That said, the Ottomans worked differently than the Romans and honestly most cultures would have been left alone as long as they paid their taxes and once in a while send a kid to Neo-Constantiople. Also, yes, slavery worked very differently since pretty much everyone is the bureaucracy was some type of gul or "slave" but pretty much didn't live a life or acted any differently than any other bureaucrat.

The Ottomans were extremely pluralistic through and even if slavery was legal, it was in a very different context and it would have to bring up Islamic definitions of slavery. More or less, it would be a mess unless someone actually took the time to study Ottoman history. As it is, the legion has barely having to do with the actual Roman Empire. Obsidian version of the Ottoman Empire would be some dudes in Turbans made from fast food wrappers riding around on horses looking for women for their harams.

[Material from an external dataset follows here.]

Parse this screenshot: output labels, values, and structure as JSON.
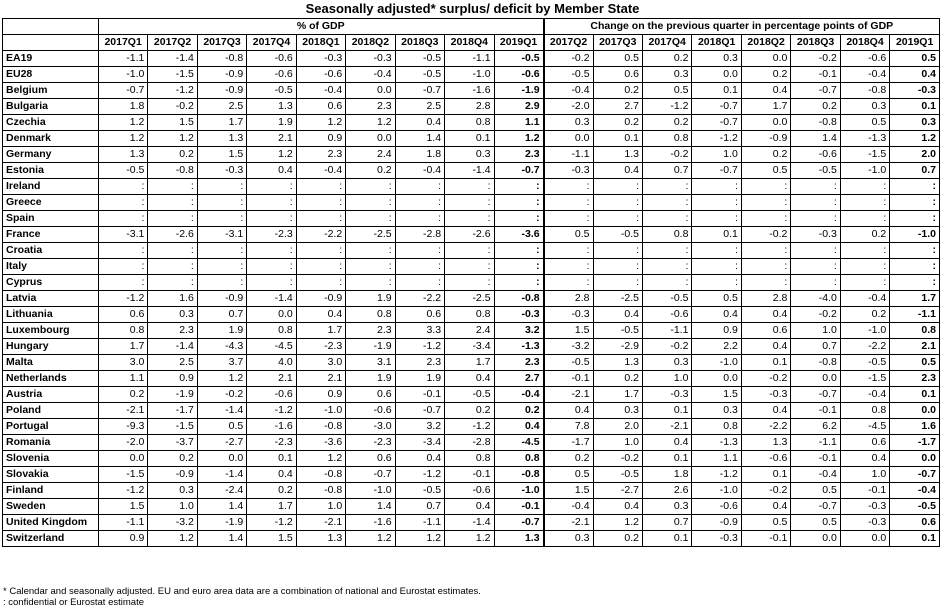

Also even if the NCR fell "anarchy" some warlord would take over, who would like I said, have a society very much like the legion. The legion is really a pretty basic violence driven society more or less it is like if raiders from Fallout 1 got really powerful and took out sandy sands and worked outward. The Legion isn't a solution to the NCR's problems, it is a send backward so far back that the NCR's minor problems seem nothing in comparison. You have a broken finger? Let me blow your hand off for you!

redmercer
Sep 15, 2011

by Fistgrrl
New Vegas should have had a faction based on the Moops

Cream-of-Plenty
Apr 21, 2010

"The world is a hellish place, and bad writing is destroying the quality of our suffering."

Ardennes posted:

The Ottomans were extremely pluralistic through and even if slavery was legal, it was in a very different context and it would have to bring up Islamic definitions of slavery. More or less, it would be a mess unless someone actually took the time to study Ottoman history. As it is, the legion has barely having to do with the actual Roman Empire. Obsidian version of the Ottoman Empire would be some dudes in Turbans made from fast food wrappers riding around on horses looking for women for their harams.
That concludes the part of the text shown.